The voight-kampff test measures empathetic responses. The questions asked are designed to elicit an emotional response. Most of the questions, in some manner, involve animals.
Why does that elicit an emotional reaction?
Because in Blade Runner, all of the animals are dead.
The film never outright tells you "Humanity fucked up the planet so much with pollution and wars that the sun is all but blocked out by the waste, and now the only living creatures left are humans and replicants, and humans deal with that existential horror." It lets it linger.
Every animal you see in Blade Runner is an artificial, synthetic being. Owning them is a status symbol. Hucksters sell knock-off animals at market stalls. The wealthy own top-of-the-line versions.
That's how humanity deals with its grief.
The very best thing about Blade Runner is that it never tells you any of this outright.

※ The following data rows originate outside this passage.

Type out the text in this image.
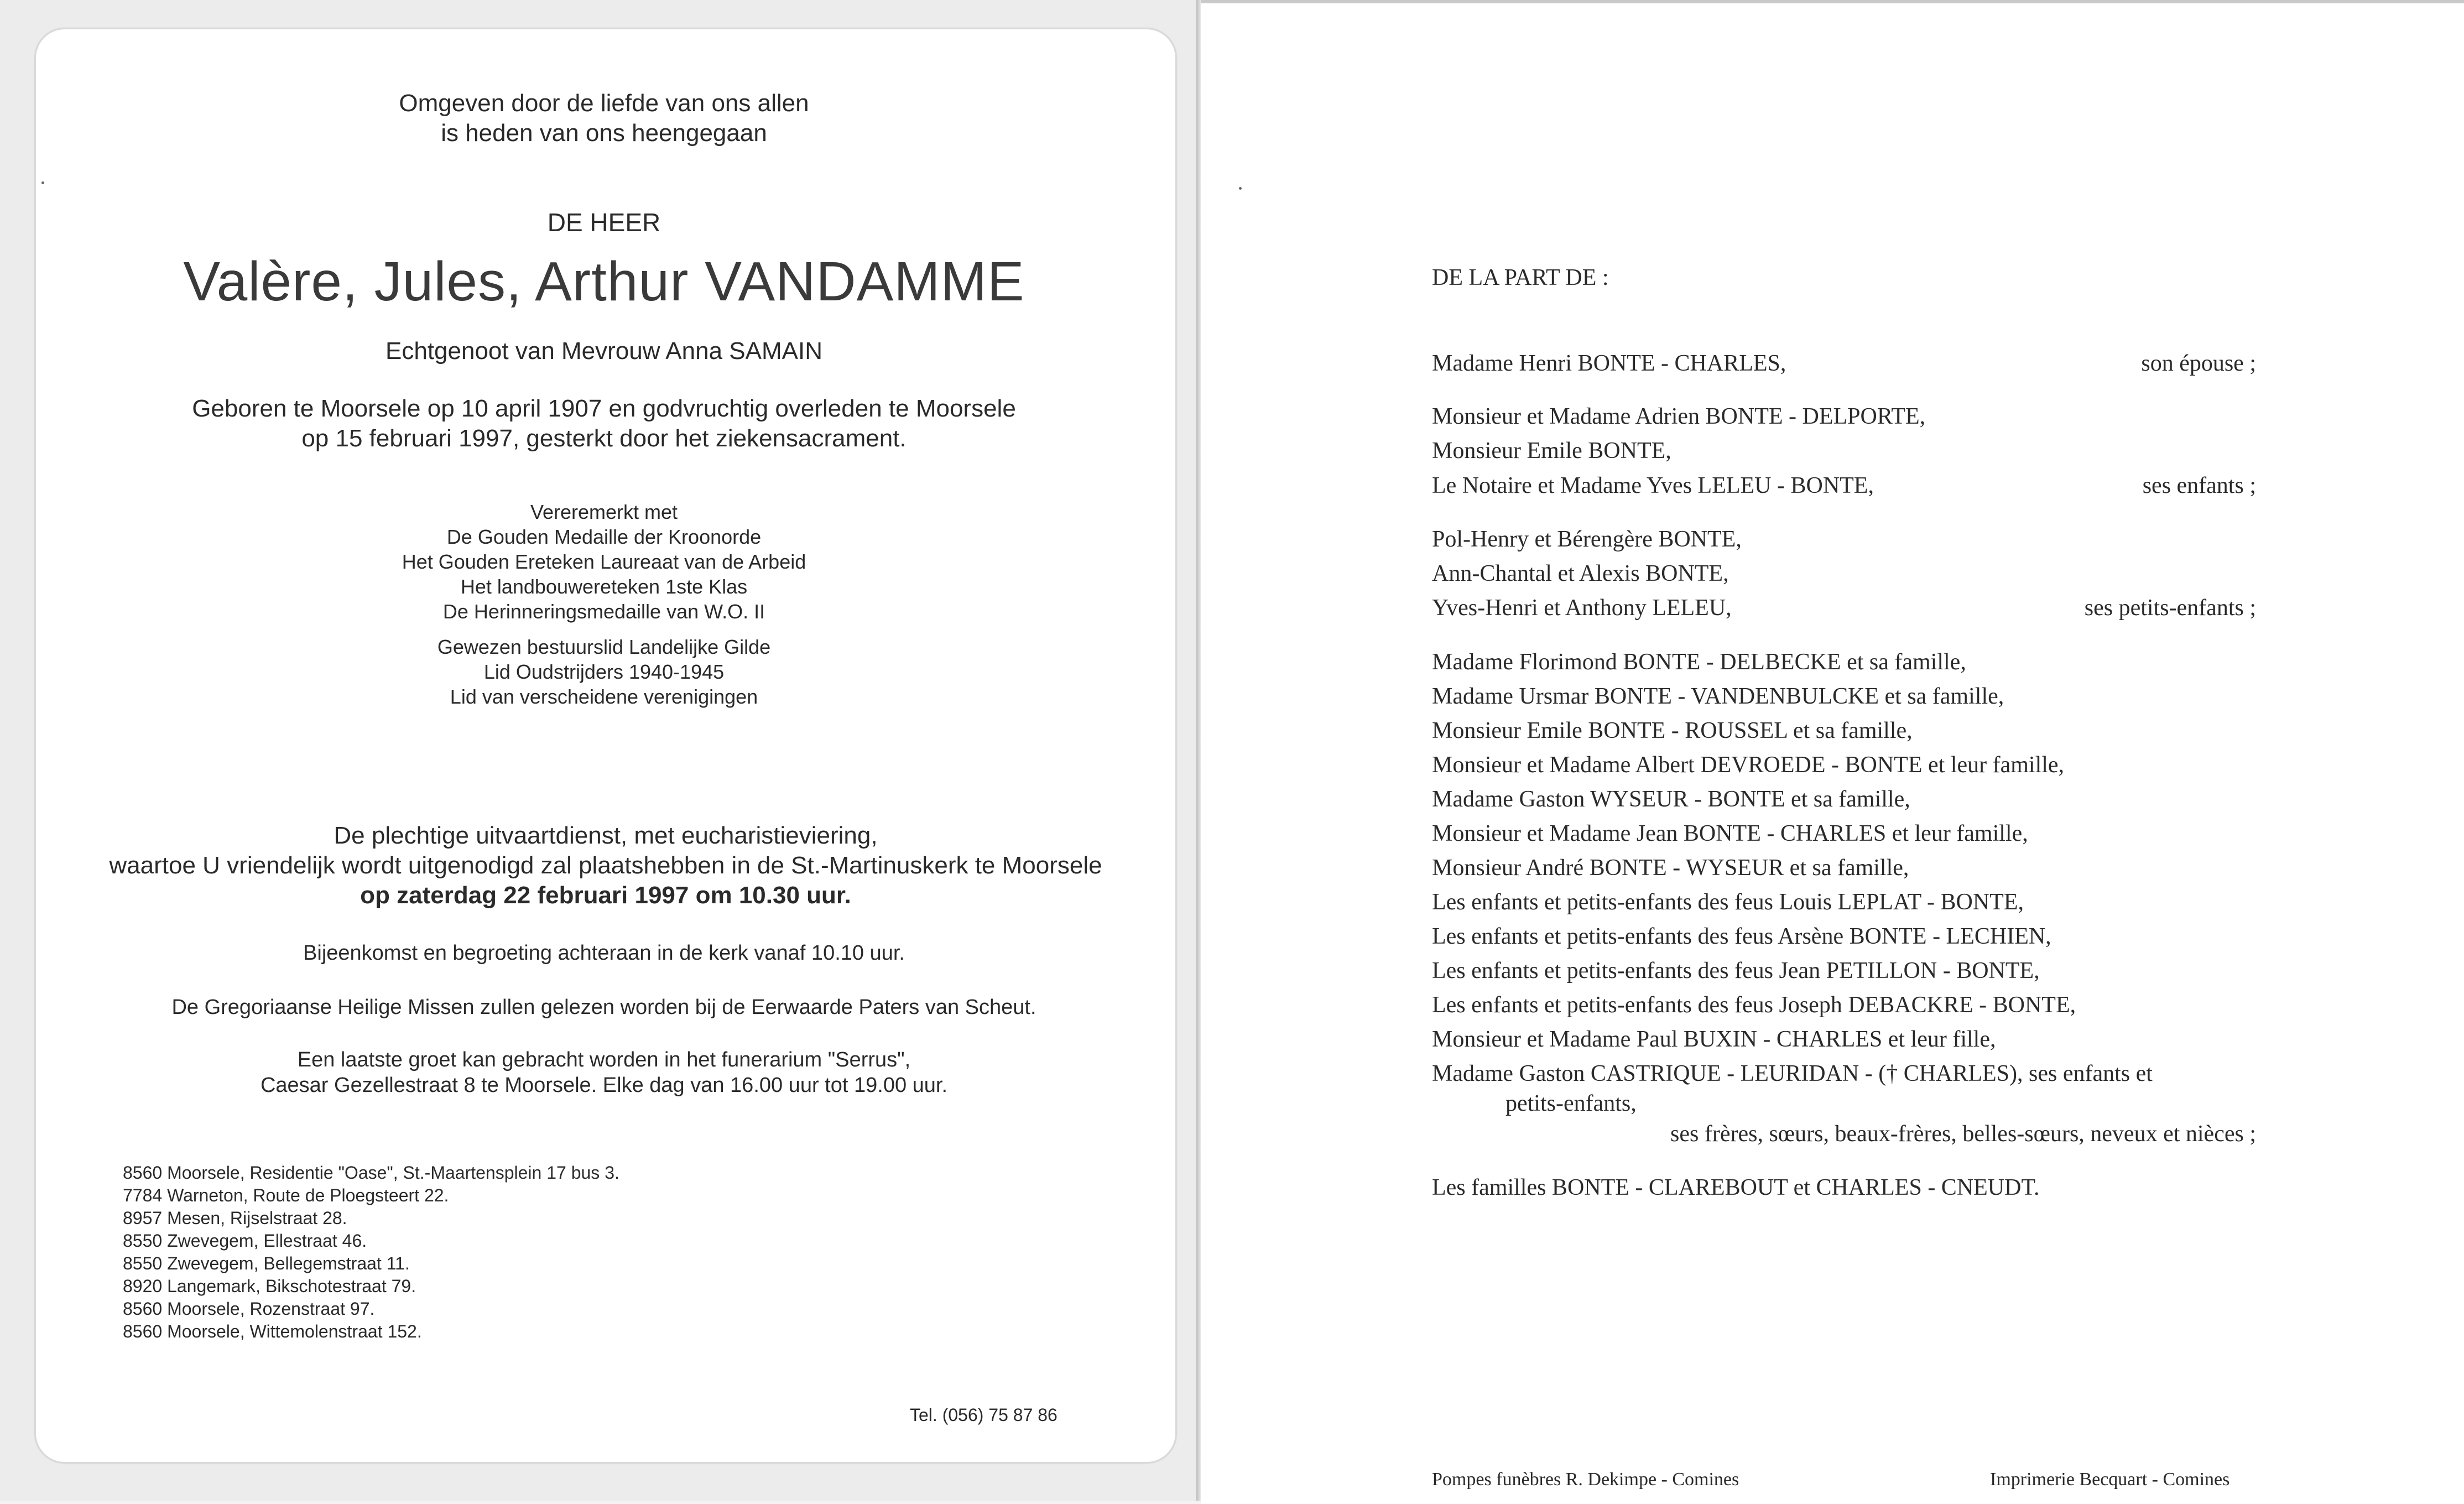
Omgeven door de liefde van ons allen
is heden van ons heengegaan
DE HEER
Valère, Jules, Arthur VANDAMME
Echtgenoot van Mevrouw Anna SAMAIN
Geboren te Moorsele op 10 april 1907 en godvruchtig overleden te Moorsele
op 15 februari 1997, gesterkt door het ziekensacrament.
Vereremerkt met
De Gouden Medaille der Kroonorde
Het Gouden Ereteken Laureaat van de Arbeid
Het landbouwereteken 1ste Klas
De Herinneringsmedaille van W.O. II
Gewezen bestuurslid Landelijke Gilde
Lid Oudstrijders 1940-1945
Lid van verscheidene verenigingen
De plechtige uitvaartdienst, met eucharistieviering,
waartoe U vriendelijk wordt uitgenodigd zal plaatshebben in de St.-Martinuskerk te Moorsele
op zaterdag 22 februari 1997 om 10.30 uur.
Bijeenkomst en begroeting achteraan in de kerk vanaf 10.10 uur.
De Gregoriaanse Heilige Missen zullen gelezen worden bij de Eerwaarde Paters van Scheut.
Een laatste groet kan gebracht worden in het funerarium "Serrus",
Caesar Gezellestraat 8 te Moorsele. Elke dag van 16.00 uur tot 19.00 uur.
8560 Moorsele, Residentie "Oase", St.-Maartensplein 17 bus 3.
7784 Warneton, Route de Ploegsteert 22.
8957 Mesen, Rijselstraat 28.
8550 Zwevegem, Ellestraat 46.
8550 Zwevegem, Bellegemstraat 11.
8920 Langemark, Bikschotestraat 79.
8560 Moorsele, Rozenstraat 97.
8560 Moorsele, Wittemolenstraat 152.
Tel. (056) 75 87 86
DE LA PART DE :
Madame Henri BONTE - CHARLES,	son épouse ;
Monsieur et Madame Adrien BONTE - DELPORTE,
Monsieur Emile BONTE,
Le Notaire et Madame Yves LELEU - BONTE,	ses enfants ;
Pol-Henry et Bérengère BONTE,
Ann-Chantal et Alexis BONTE,
Yves-Henri et Anthony LELEU,	ses petits-enfants ;
Madame Florimond BONTE - DELBECKE et sa famille,
Madame Ursmar BONTE - VANDENBULCKE et sa famille,
Monsieur Emile BONTE - ROUSSEL et sa famille,
Monsieur et Madame Albert DEVROEDE - BONTE et leur famille,
Madame Gaston WYSEUR - BONTE et sa famille,
Monsieur et Madame Jean BONTE - CHARLES et leur famille,
Monsieur André BONTE - WYSEUR et sa famille,
Les enfants et petits-enfants des feus Louis LEPLAT - BONTE,
Les enfants et petits-enfants des feus Arsène BONTE - LECHIEN,
Les enfants et petits-enfants des feus Jean PETILLON - BONTE,
Les enfants et petits-enfants des feus Joseph DEBACKRE - BONTE,
Monsieur et Madame Paul BUXIN - CHARLES et leur fille,
Madame Gaston CASTRIQUE - LEURIDAN - († CHARLES), ses enfants et
petits-enfants,
ses frères, sœurs, beaux-frères, belles-sœurs, neveux et nièces ;
Les familles BONTE - CLAREBOUT et CHARLES - CNEUDT.
Pompes funèbres R. Dekimpe - Comines	Imprimerie Becquart - Comines
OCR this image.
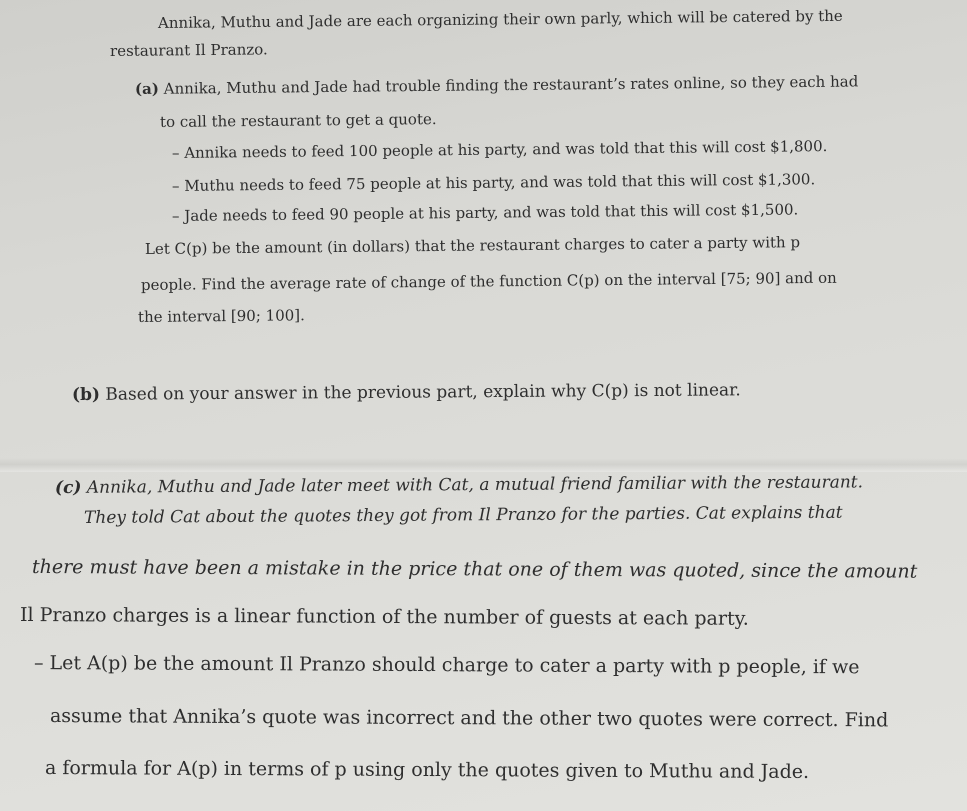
Annika, Muthu and Jade are each organizing their own parly, which will be catered by the
restaurant Il Pranzo.
(a) Annika, Muthu and Jade had trouble finding the restaurant’s rates online, so they each had
to call the restaurant to get a quote.
– Annika needs to feed 100 people at his party, and was told that this will cost $1,800.
– Muthu needs to feed 75 people at his party, and was told that this will cost $1,300.
– Jade needs to feed 90 people at his party, and was told that this will cost $1,500.
Let C(p) be the amount (in dollars) that the restaurant charges to cater a party with p
people. Find the average rate of change of the function C(p) on the interval [75; 90] and on
the interval [90; 100].
(b) Based on your answer in the previous part, explain why C(p) is not linear.
(c) Annika, Muthu and Jade later meet with Cat, a mutual friend familiar with the restaurant.
They told Cat about the quotes they got from Il Pranzo for the parties. Cat explains that
there must have been a mistake in the price that one of them was quoted, since the amount
Il Pranzo charges is a linear function of the number of guests at each party.
– Let A(p) be the amount Il Pranzo should charge to cater a party with p people, if we
assume that Annika’s quote was incorrect and the other two quotes were correct. Find
a formula for A(p) in terms of p using only the quotes given to Muthu and Jade.
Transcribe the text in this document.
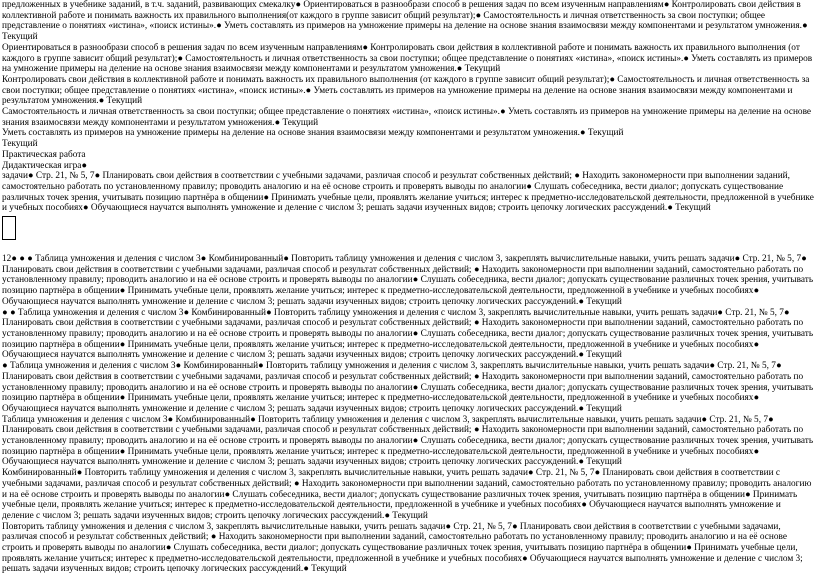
предложенных в учебнике заданий, в т.ч. заданий, развивающих смекалку● Ориентироваться в разнообрази способ в решения задач по всем изученным направлениям● Контролировать свои действия в коллективной работе и понимать важность их правильного выполнения(от каждого в группе зависит общий результат);● Самостоятельность и личная ответственность за свои поступки; общее представление о понятиях «истина», «поиск истины».● Уметь составлять из примеров на умножение примеры на деление на основе знания взаимосвязи между компонентами и результатом умножения.● Текущий

Ориентироваться в разнообрази способ в решения задач по всем изученным направлениям● Контролировать свои действия в коллективной работе и понимать важность их правильного выполнения (от каждого в группе зависит общий результат);● Самостоятельность и личная ответственность за свои поступки; общее представление о понятиях «истина», «поиск истины».● Уметь составлять из примеров на умножение примеры на деление на основе знания взаимосвязи между компонентами и результатом умножения.● Текущий

Контролировать свои действия в коллективной работе и понимать важность их правильного выполнения (от каждого в группе зависит общий результат);● Самостоятельность и личная ответственность за свои поступки; общее представление о понятиях «истина», «поиск истины».● Уметь составлять из примеров на умножение примеры на деление на основе знания взаимосвязи между компонентами и результатом умножения.● Текущий

Самостоятельность и личная ответственность за свои поступки; общее представление о понятиях «истина», «поиск истины».● Уметь составлять из примеров на умножение примеры на деление на основе знания взаимосвязи между компонентами и результатом умножения.● Текущий

Уметь составлять из примеров на умножение примеры на деление на основе знания взаимосвязи между компонентами и результатом умножения.● Текущий

Текущий

Практическая работа

Дидактическая игра●

задачи● Стр. 21, № 5, 7● Планировать свои действия в соответствии с учебными задачами, различая способ и результат собственных действий; ● Находить закономерности при выполнении заданий, самостоятельно работать по установленному правилу; проводить аналогию и на её основе строить и проверять выводы по аналогии● Слушать собеседника, вести диалог; допускать существование различных точек зрения, учитывать позицию партнёра в общении● Принимать учебные цели, проявлять желание учиться; интерес к предметно-исследовательской деятельности, предложенной в учебнике и учебных пособиях● Обучающиеся научатся выполнять умножение и деление с числом 3; решать задачи изученных видов; строить цепочку логических рассуждений.● Текущий

12● ● ● Таблица умножения и деления с числом 3● Комбинированный● Повторить таблицу умножения и деления с числом 3, закреплять вычислительные навыки, учить решать задачи● Стр. 21, № 5, 7● Планировать свои действия в соответствии с учебными задачами, различая способ и результат собственных действий; ● Находить закономерности при выполнении заданий, самостоятельно работать по установленному правилу; проводить аналогию и на её основе строить и проверять выводы по аналогии● Слушать собеседника, вести диалог; допускать существование различных точек зрения, учитывать позицию партнёра в общении● Принимать учебные цели, проявлять желание учиться; интерес к предметно-исследовательской деятельности, предложенной в учебнике и учебных пособиях● Обучающиеся научатся выполнять умножение и деление с числом 3; решать задачи изученных видов; строить цепочку логических рассуждений.● Текущий

● ● Таблица умножения и деления с числом 3● Комбинированный● Повторить таблицу умножения и деления с числом 3, закреплять вычислительные навыки, учить решать задачи● Стр. 21, № 5, 7● Планировать свои действия в соответствии с учебными задачами, различая способ и результат собственных действий; ● Находить закономерности при выполнении заданий, самостоятельно работать по установленному правилу; проводить аналогию и на её основе строить и проверять выводы по аналогии● Слушать собеседника, вести диалог; допускать существование различных точек зрения, учитывать позицию партнёра в общении● Принимать учебные цели, проявлять желание учиться; интерес к предметно-исследовательской деятельности, предложенной в учебнике и учебных пособиях● Обучающиеся научатся выполнять умножение и деление с числом 3; решать задачи изученных видов; строить цепочку логических рассуждений.● Текущий

● Таблица умножения и деления с числом 3● Комбинированный● Повторить таблицу умножения и деления с числом 3, закреплять вычислительные навыки, учить решать задачи● Стр. 21, № 5, 7● Планировать свои действия в соответствии с учебными задачами, различая способ и результат собственных действий; ● Находить закономерности при выполнении заданий, самостоятельно работать по установленному правилу; проводить аналогию и на её основе строить и проверять выводы по аналогии● Слушать собеседника, вести диалог; допускать существование различных точек зрения, учитывать позицию партнёра в общении● Принимать учебные цели, проявлять желание учиться; интерес к предметно-исследовательской деятельности, предложенной в учебнике и учебных пособиях● Обучающиеся научатся выполнять умножение и деление с числом 3; решать задачи изученных видов; строить цепочку логических рассуждений.● Текущий

Таблица умножения и деления с числом 3● Комбинированный● Повторить таблицу умножения и деления с числом 3, закреплять вычислительные навыки, учить решать задачи● Стр. 21, № 5, 7● Планировать свои действия в соответствии с учебными задачами, различая способ и результат собственных действий; ● Находить закономерности при выполнении заданий, самостоятельно работать по установленному правилу; проводить аналогию и на её основе строить и проверять выводы по аналогии● Слушать собеседника, вести диалог; допускать существование различных точек зрения, учитывать позицию партнёра в общении● Принимать учебные цели, проявлять желание учиться; интерес к предметно-исследовательской деятельности, предложенной в учебнике и учебных пособиях● Обучающиеся научатся выполнять умножение и деление с числом 3; решать задачи изученных видов; строить цепочку логических рассуждений.● Текущий

Комбинированный● Повторить таблицу умножения и деления с числом 3, закреплять вычислительные навыки, учить решать задачи● Стр. 21, № 5, 7● Планировать свои действия в соответствии с учебными задачами, различая способ и результат собственных действий; ● Находить закономерности при выполнении заданий, самостоятельно работать по установленному правилу; проводить аналогию и на её основе строить и проверять выводы по аналогии● Слушать собеседника, вести диалог; допускать существование различных точек зрения, учитывать позицию партнёра в общении● Принимать учебные цели, проявлять желание учиться; интерес к предметно-исследовательской деятельности, предложенной в учебнике и учебных пособиях● Обучающиеся научатся выполнять умножение и деление с числом 3; решать задачи изученных видов; строить цепочку логических рассуждений.● Текущий

Повторить таблицу умножения и деления с числом 3, закреплять вычислительные навыки, учить решать задачи● Стр. 21, № 5, 7● Планировать свои действия в соответствии с учебными задачами, различая способ и результат собственных действий; ● Находить закономерности при выполнении заданий, самостоятельно работать по установленному правилу; проводить аналогию и на её основе строить и проверять выводы по аналогии● Слушать собеседника, вести диалог; допускать существование различных точек зрения, учитывать позицию партнёра в общении● Принимать учебные цели, проявлять желание учиться; интерес к предметно-исследовательской деятельности, предложенной в учебнике и учебных пособиях● Обучающиеся научатся выполнять умножение и деление с числом 3; решать задачи изученных видов; строить цепочку логических рассуждений.● Текущий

Because the characters in the film are too traumatised to speak it directly.
They remember what living in a world with real animals was like.
We all know that characters in the film represent certain animals. Rachel talks about a spider she remembers, Tyrell lives with an owl, Roy howls like a wolf, Deckard dreams of a unicorn. It can be a fun game to match the character to the animal they represent.
But then you realiize that all of the characters are carrying the trauma of the destruction of the planet's ecosystem with them, and have internalised their own horror at that.
Then you understand why they're all just animals. In a world without them, someone has to be.
The real question that Blade Runner asks is this;
Can we be more than we have been?
I think that's probably my favourite point of the film. Some characters were designed to be who they are; others became who they are by trauma, grief, or hopelessness.